Travel · Free tool
Petrol Pump Fraud Detector
Common scams: dispenser shows wrong litres, attendant manipulates pre-set, mixed fuel with diluents. Watch the dispenser display reach exactly the litres you should get for your amount.
For ₹1000 at ₹105.00/L, you should receive 9.52 L. Watch the dispenser display: it should reach exactly this amount before the bill prints.
How it works
Expected litres = amount paid ÷ price per litre at the pump. The display board must show today's notified price; in OMC-run stations (IOC, BPCL, HPCL) prices revise at 06:00 daily. Always insist the attendant reset the dispenser to 0.00 / ₹0 before fuelling — the most common scam is a pre-set ₹100 that you never see zero out.
Worked example
You pay ₹1,000 for petrol at ₹106.31/litre in Mumbai. Expected fill is 1000 ÷ 106.31 = 9.406 litres. If the dispenser stops at 9.10 litres, you have been short-fuelled by ~0.3 litres — about ₹32 lost on a single fill. Across 4 fills/month for a year, that is ₹1,500+ in plain theft. Always note the litre reading, not just the rupee amount.
When to use this
- Highway pumps on the Mumbai–Pune or Delhi–Jaipur routes where complaints are highest
- Late-night fills when supervisor presence is low
- Any pump where the attendant talks loudly or distracts you mid-fill
- Verifying the 5-litre “Quantity Check” jar that every petrol pump must carry under Legal Metrology rules
For long-term running cost analysis, compare with our EV vs petrol running cost calculator or read the breakdown in EV vs petrol running cost.
FAQ
I see correct litres but my fuel light still on — why?
Possible diluted fuel — water / kerosene mixed in. Run a basic test: fuel evaporates fully on a clean glass surface; water/kerosene leaves residue. Or: check density at the pump (most are required to display).

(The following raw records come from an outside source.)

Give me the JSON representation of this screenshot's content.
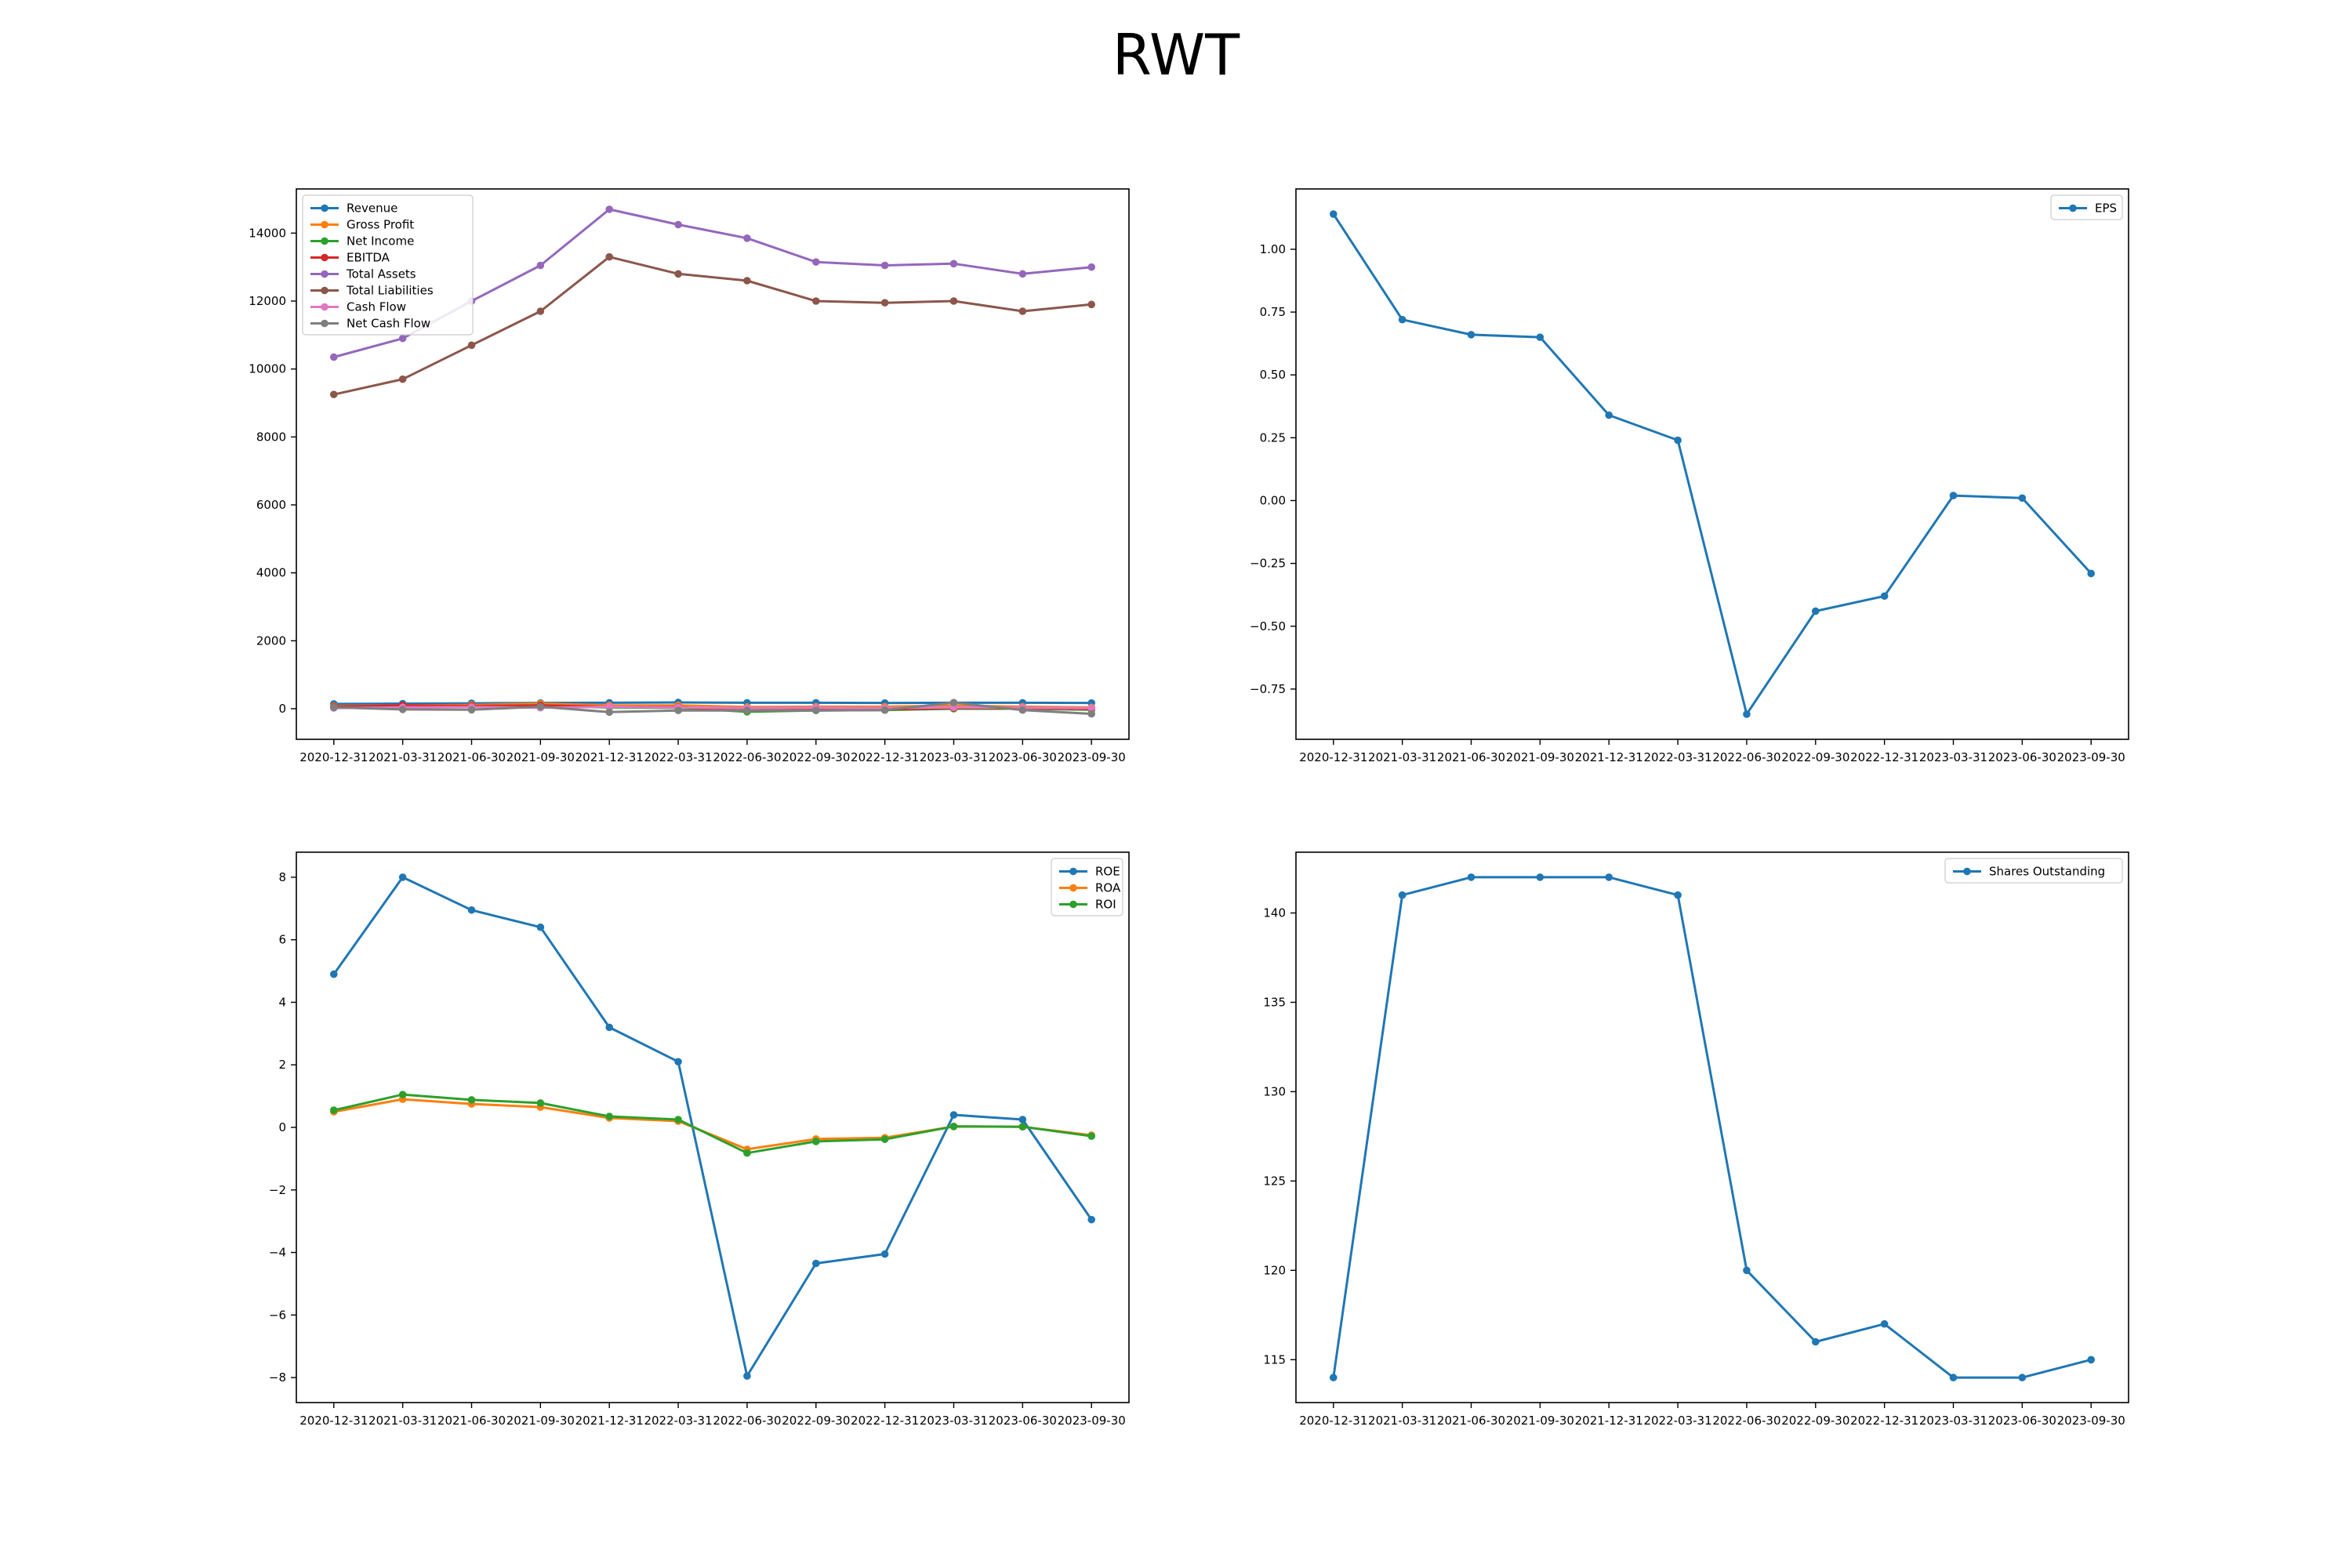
{
  "figure": {
    "title": "RWT"
  },
  "chart_data": [
    {
      "type": "line",
      "x": [
        "2020-12-31",
        "2021-03-31",
        "2021-06-30",
        "2021-09-30",
        "2021-12-31",
        "2022-03-31",
        "2022-06-30",
        "2022-09-30",
        "2022-12-31",
        "2023-03-31",
        "2023-06-30",
        "2023-09-30"
      ],
      "ylim": [
        -900,
        15300
      ],
      "yticks": [
        0,
        2000,
        4000,
        6000,
        8000,
        10000,
        12000,
        14000
      ],
      "legend": "upper left",
      "grid": false,
      "series": [
        {
          "name": "Revenue",
          "color": "#1f77b4",
          "values": [
            140,
            150,
            160,
            170,
            175,
            185,
            175,
            175,
            170,
            175,
            175,
            170
          ]
        },
        {
          "name": "Gross Profit",
          "color": "#ff7f0e",
          "values": [
            80,
            100,
            110,
            150,
            100,
            100,
            50,
            60,
            60,
            90,
            60,
            40
          ]
        },
        {
          "name": "Net Income",
          "color": "#2ca02c",
          "values": [
            50,
            80,
            60,
            80,
            40,
            30,
            -90,
            -50,
            -40,
            0,
            0,
            -30
          ]
        },
        {
          "name": "EBITDA",
          "color": "#d62728",
          "values": [
            60,
            100,
            80,
            100,
            60,
            50,
            -50,
            -30,
            -20,
            20,
            20,
            -10
          ]
        },
        {
          "name": "Total Assets",
          "color": "#9467bd",
          "values": [
            10350,
            10900,
            12000,
            13050,
            14700,
            14250,
            13850,
            13150,
            13050,
            13100,
            12800,
            13000
          ]
        },
        {
          "name": "Total Liabilities",
          "color": "#8c564b",
          "values": [
            9250,
            9700,
            10700,
            11700,
            13300,
            12800,
            12600,
            12000,
            11950,
            12000,
            11700,
            11900
          ]
        },
        {
          "name": "Cash Flow",
          "color": "#e377c2",
          "values": [
            20,
            40,
            50,
            30,
            60,
            40,
            20,
            30,
            20,
            40,
            30,
            20
          ]
        },
        {
          "name": "Net Cash Flow",
          "color": "#7f7f7f",
          "values": [
            40,
            -20,
            -30,
            60,
            -100,
            -50,
            -50,
            -50,
            -40,
            180,
            -40,
            -150
          ]
        }
      ]
    },
    {
      "type": "line",
      "x": [
        "2020-12-31",
        "2021-03-31",
        "2021-06-30",
        "2021-09-30",
        "2021-12-31",
        "2022-03-31",
        "2022-06-30",
        "2022-09-30",
        "2022-12-31",
        "2023-03-31",
        "2023-06-30",
        "2023-09-30"
      ],
      "ylim": [
        -0.95,
        1.24
      ],
      "yticks": [
        -0.75,
        -0.5,
        -0.25,
        0.0,
        0.25,
        0.5,
        0.75,
        1.0
      ],
      "ytick_labels": [
        "−0.75",
        "−0.50",
        "−0.25",
        "0.00",
        "0.25",
        "0.50",
        "0.75",
        "1.00"
      ],
      "legend": "upper right",
      "grid": false,
      "series": [
        {
          "name": "EPS",
          "color": "#1f77b4",
          "values": [
            1.14,
            0.72,
            0.66,
            0.65,
            0.34,
            0.24,
            -0.85,
            -0.44,
            -0.38,
            0.02,
            0.01,
            -0.29
          ]
        }
      ]
    },
    {
      "type": "line",
      "x": [
        "2020-12-31",
        "2021-03-31",
        "2021-06-30",
        "2021-09-30",
        "2021-12-31",
        "2022-03-31",
        "2022-06-30",
        "2022-09-30",
        "2022-12-31",
        "2023-03-31",
        "2023-06-30",
        "2023-09-30"
      ],
      "ylim": [
        -8.8,
        8.8
      ],
      "yticks": [
        -8,
        -6,
        -4,
        -2,
        0,
        2,
        4,
        6,
        8
      ],
      "ytick_labels": [
        "−8",
        "−6",
        "−4",
        "−2",
        "0",
        "2",
        "4",
        "6",
        "8"
      ],
      "legend": "upper right",
      "grid": false,
      "series": [
        {
          "name": "ROE",
          "color": "#1f77b4",
          "values": [
            4.9,
            8.0,
            6.95,
            6.4,
            3.2,
            2.1,
            -7.95,
            -4.35,
            -4.05,
            0.4,
            0.25,
            -2.95
          ]
        },
        {
          "name": "ROA",
          "color": "#ff7f0e",
          "values": [
            0.5,
            0.9,
            0.75,
            0.65,
            0.3,
            0.2,
            -0.7,
            -0.37,
            -0.33,
            0.03,
            0.02,
            -0.25
          ]
        },
        {
          "name": "ROI",
          "color": "#2ca02c",
          "values": [
            0.55,
            1.05,
            0.88,
            0.78,
            0.35,
            0.25,
            -0.82,
            -0.45,
            -0.38,
            0.03,
            0.02,
            -0.28
          ]
        }
      ]
    },
    {
      "type": "line",
      "x": [
        "2020-12-31",
        "2021-03-31",
        "2021-06-30",
        "2021-09-30",
        "2021-12-31",
        "2022-03-31",
        "2022-06-30",
        "2022-09-30",
        "2022-12-31",
        "2023-03-31",
        "2023-06-30",
        "2023-09-30"
      ],
      "ylim": [
        112.6,
        143.4
      ],
      "yticks": [
        115,
        120,
        125,
        130,
        135,
        140
      ],
      "legend": "upper right",
      "grid": false,
      "series": [
        {
          "name": "Shares Outstanding",
          "color": "#1f77b4",
          "values": [
            114,
            141,
            142,
            142,
            142,
            141,
            120,
            116,
            117,
            114,
            114,
            115
          ]
        }
      ]
    }
  ]
}
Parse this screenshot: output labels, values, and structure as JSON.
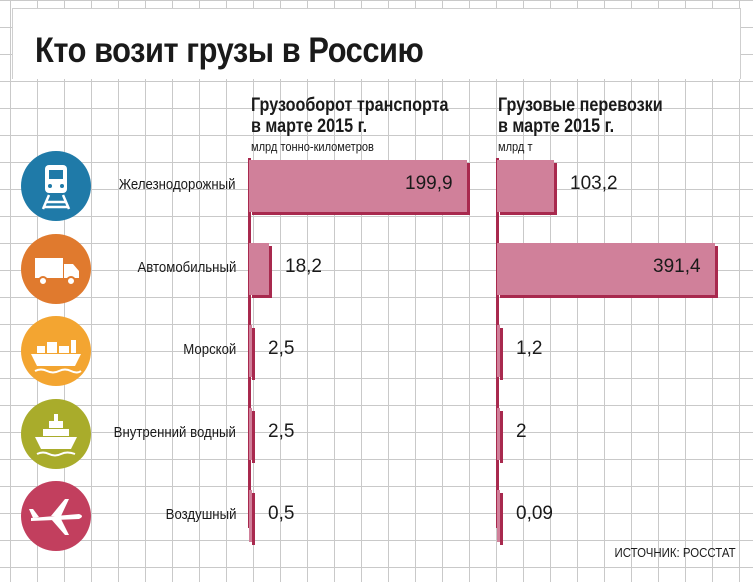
{
  "title": "Кто возит грузы в Россию",
  "source": "ИСТОЧНИК: РОССТАТ",
  "colors": {
    "bar": "#d0809a",
    "bar_shadow": "#a8294e"
  },
  "chart_data": [
    {
      "type": "bar",
      "orientation": "horizontal",
      "title": "Грузооборот транспорта\nв марте 2015 г.",
      "unit": "млрд тонно-километров",
      "categories": [
        "Железнодорожный",
        "Автомобильный",
        "Морской",
        "Внутренний водный",
        "Воздушный"
      ],
      "values": [
        199.9,
        18.2,
        2.5,
        2.5,
        0.5
      ],
      "value_labels": [
        "199,9",
        "18,2",
        "2,5",
        "2,5",
        "0,5"
      ],
      "xlim": [
        0,
        199.9
      ]
    },
    {
      "type": "bar",
      "orientation": "horizontal",
      "title": "Грузовые перевозки\nв марте 2015 г.",
      "unit": "млрд т",
      "categories": [
        "Железнодорожный",
        "Автомобильный",
        "Морской",
        "Внутренний водный",
        "Воздушный"
      ],
      "values": [
        103.2,
        391.4,
        1.2,
        2,
        0.09
      ],
      "value_labels": [
        "103,2",
        "391,4",
        "1,2",
        "2",
        "0,09"
      ],
      "xlim": [
        0,
        391.4
      ]
    }
  ],
  "icons": [
    {
      "name": "train-icon",
      "color": "#1f7aa8"
    },
    {
      "name": "truck-icon",
      "color": "#e07a2e"
    },
    {
      "name": "cargo-ship-icon",
      "color": "#f3a531"
    },
    {
      "name": "river-ship-icon",
      "color": "#a9ac2b"
    },
    {
      "name": "airplane-icon",
      "color": "#c23f5e"
    }
  ]
}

How to dispute short-fueling?
Insist on filing a complaint at the pump (mandatory by law). Note time, dispenser ID, attendant name. Escalate via Consumer Helpline 1915 or PCRA / state legal metrology dept.
Best time to refuel?
Early morning when fuel is denser (cooler temperatures). You get marginally more litres per ₹. Differences are real but small (~0.5%).